- The Washington Times - Sunday, April 28, 2002

KANSAS CITY, Mo. It has been nearly 10 months since Sidney Ponson last experienced the thrill of winning a game for the Baltimore Orioles.
And should he continue to experience the feeling he had after last night's 9-4 victory over the Kansas City Royals his first win since June 28, 2001 Ponson and the Orioles can look back at one pitch as the moment this underachieving 25-year-old turned the corner.
The situation: Bottom of the seventh, two outs, Orioles leading 5-3. The Royals had runners on second and third, and No.3 hitter Carlos Beltran had run the count full against Ponson.
Knowing all too well that this was his final pitch of the night manager Mike Hargrove probably wouldn't have let him face cleanup hitter Mike Sweeney with the bases loaded Ponson unleashed an 87 mph changeup. The pitch broke a tad late, but it was enough to get Beltran to tap a harmless groundout to second, ending the Kansas City rally and ensuring Ponson would leave the game with his lead intact.
"Sidney battling and getting out of the seventh really turned the tide for us," Hargrove said. "I think it was a big pitch for Sidney, too. Sidney pitched that inning as well as he could pitch it, considering he put two guys on with two out.
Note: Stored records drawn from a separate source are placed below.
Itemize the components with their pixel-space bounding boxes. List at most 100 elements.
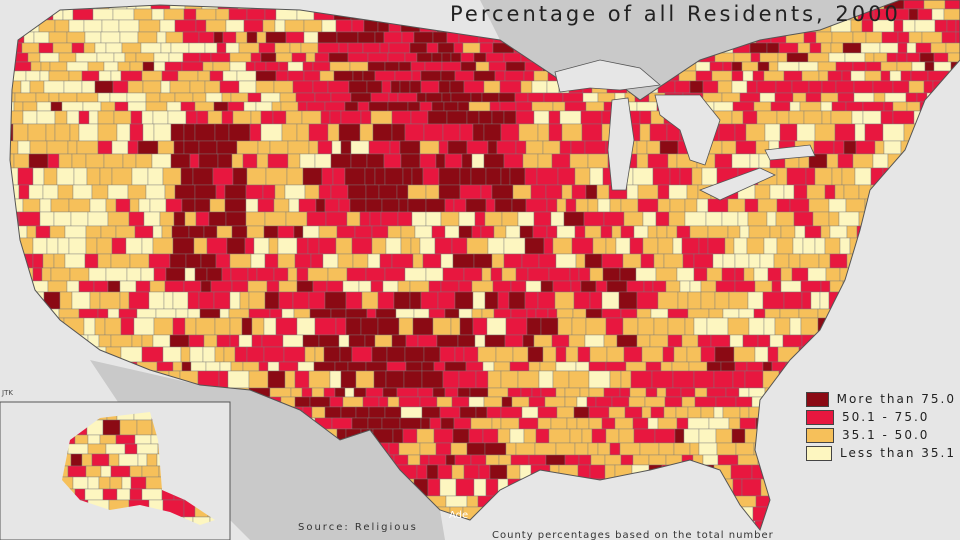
county-cell xyxy=(694,396,717,408)
county-cell xyxy=(793,211,814,227)
county-cell xyxy=(185,110,198,125)
county-cell xyxy=(466,140,489,155)
county-cell xyxy=(828,198,847,213)
county-cell xyxy=(193,237,208,255)
county-cell xyxy=(296,237,309,255)
county-cell xyxy=(133,317,155,336)
county-cell xyxy=(183,123,196,142)
county-cell xyxy=(231,153,244,169)
county-cell xyxy=(116,488,131,501)
county-cell xyxy=(555,361,577,372)
county-cell xyxy=(202,61,214,72)
county-cell xyxy=(603,334,618,348)
county-cell xyxy=(589,291,603,310)
county-cell xyxy=(780,280,802,293)
county-cell xyxy=(236,70,257,82)
county-cell xyxy=(657,417,678,430)
county-cell xyxy=(365,361,388,372)
county-cell xyxy=(667,308,689,319)
county-cell xyxy=(382,387,398,398)
county-cell xyxy=(433,428,454,444)
county-cell xyxy=(323,387,336,398)
county-cell xyxy=(722,406,741,419)
county-cell xyxy=(103,61,119,72)
county-cell xyxy=(148,291,165,310)
county-cell xyxy=(463,346,479,363)
county-cell xyxy=(407,184,427,200)
county-cell xyxy=(351,346,373,363)
county-cell xyxy=(304,346,316,363)
county-cell xyxy=(619,267,637,282)
county-cell xyxy=(231,280,249,293)
county-cell xyxy=(219,308,230,319)
county-cell xyxy=(575,361,590,372)
county-cell xyxy=(487,387,509,398)
county-cell xyxy=(198,291,215,310)
county-cell xyxy=(97,92,111,103)
county-cell xyxy=(764,308,781,319)
county-cell xyxy=(369,211,382,227)
county-cell xyxy=(649,123,668,142)
county-cell xyxy=(72,476,89,490)
county-cell xyxy=(397,92,418,103)
county-cell xyxy=(166,101,182,112)
county-cell xyxy=(852,61,867,72)
county-cell xyxy=(184,317,197,336)
county-cell xyxy=(104,317,122,336)
county-cell xyxy=(119,419,138,436)
county-cell xyxy=(479,42,494,54)
county-cell xyxy=(347,52,369,63)
county-cell xyxy=(213,291,231,310)
county-cell xyxy=(537,153,553,169)
county-cell xyxy=(245,198,259,213)
county-cell xyxy=(588,406,610,419)
county-cell xyxy=(99,167,113,186)
county-cell xyxy=(524,237,545,255)
county-cell xyxy=(112,8,135,21)
county-cell xyxy=(576,417,590,430)
county-cell xyxy=(544,396,566,408)
county-cell xyxy=(515,442,536,456)
county-cell xyxy=(86,167,101,186)
county-cell xyxy=(398,442,421,456)
county-cell xyxy=(680,387,696,398)
county-cell xyxy=(574,225,586,239)
county-cell xyxy=(766,42,780,54)
county-cell xyxy=(350,92,372,103)
county-cell xyxy=(362,70,376,82)
county-cell xyxy=(419,237,436,255)
county-cell xyxy=(255,80,275,94)
county-cell xyxy=(566,417,578,430)
county-cell xyxy=(708,417,730,430)
county-cell xyxy=(349,198,367,213)
county-cell xyxy=(431,101,445,112)
county-cell xyxy=(359,123,374,142)
county-cell xyxy=(130,476,147,490)
county-cell xyxy=(714,291,730,310)
county-cell xyxy=(209,198,226,213)
county-cell xyxy=(706,317,729,336)
county-cell xyxy=(618,428,635,444)
county-cell xyxy=(440,417,455,430)
county-cell xyxy=(747,211,768,227)
county-cell xyxy=(443,101,459,112)
county-cell xyxy=(288,198,300,213)
county-cell xyxy=(619,442,641,456)
county-cell xyxy=(527,92,545,103)
county-cell xyxy=(453,42,464,54)
county-cell xyxy=(245,184,264,200)
county-cell xyxy=(352,70,364,82)
county-cell xyxy=(754,184,771,200)
county-cell xyxy=(338,123,361,142)
county-cell xyxy=(107,280,121,293)
county-cell xyxy=(433,361,446,372)
county-cell xyxy=(882,123,905,142)
county-cell xyxy=(466,237,489,255)
county-cell xyxy=(820,225,831,239)
county-cell xyxy=(700,280,717,293)
county-cell xyxy=(509,167,526,186)
county-cell xyxy=(304,184,320,200)
county-cell xyxy=(468,396,485,408)
county-cell xyxy=(770,101,791,112)
county-cell xyxy=(854,167,872,186)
Sidney gutted up."
A pair of two-run homers (Tony Batista's third blast in two nights and Geronimo Gil's fourth career shot) and a pair of solid innings of relief by B.J. Ryan and Rick Bauer were still to come, but with that one changeup, Ponson (1-2) unofficially thrust a stake through the heart of his 14-start winless streak.
He can only hope he's never haunted by that demon again.
"It's hard for anybody to go [that long] without a win," Ponson said. "But it's a part of baseball. It's been happening for 100 years. It's just one of those things where you have to keep battling."
Ponson had pitched well in his previous two starts, but ineffective offense behind him kept alive his winless streak. This time, the right-hander both pitched well (he allowed two earned runs and seven hits in seven innings) and benefited from opportunistic hitting by his teammates.
That resulted not only in Ponson's first win of the season but the Orioles' sixth in eight games, moving them into third place in the American League East for the first time since last July 4.
For the third straight series, they'll have a shot at a three-game sweep this afternoon at Kauffman Stadium.
As they did the previous night, the Orioles jumped all over the Royals in the top of the first inning, staking Ponson to a 3-0 lead before he took the mound. Kansas City right-hander Paul Byrd, who brought a 4-0 record, 2.22 ERA and no walks into his fifth start of the season, put three of Baltimore's first four batters on via walk or hit-by-pitch, sandwiched around a double play. He then served up a fat fastball to Batista.
Batista, who homered and drove in four runs Friday night, was under Byrd's pitch but got enough to deposit the ball over the left-field fence for a three-run homer, his fifth of the season. The blast, along with an eighth-inning homer, extended Batista's recent splurge at the plate. He has hit safely in 11 of his last 12 games, during which time he has 16 of his team-high 23 RBI and has resembled the player who hit 41 homers for the Blue Jays in 2000.
"It's coming back," Batista said. "I think my swing is right there. I hope I can continue to keep it."
As they also did the previous night, the Orioles blew their early lead and were forced to rally. Ponson gave up a run in the bottom of the first and began to show signs of unraveling in the fourth.
Sweeney went right after Ponson's first pitch, a fastball, and belted it 410 feet to straightaway center field. A double, walk and RBI single brought the tying run home, but Ponson got out of the inning and struck out four of the next five batters.
Meanwhile, his teammates gave him back the lead and set him up to end the winless streak. Melvin Mora tagged a solo homer to left in the fifth, and Batista doubled and scored on Marty Cordova's single in the sixth to put Baltimore ahead 5-3.
The rest was all up to Ponson, who despite the losing streak continued to have the support of his manager.
"It hasn't been hard for me, because I really believe every time out that Sidney has the kind of stuff where he can be electric," Hargrove said. "And every time he takes the mound, I feel pretty good about it."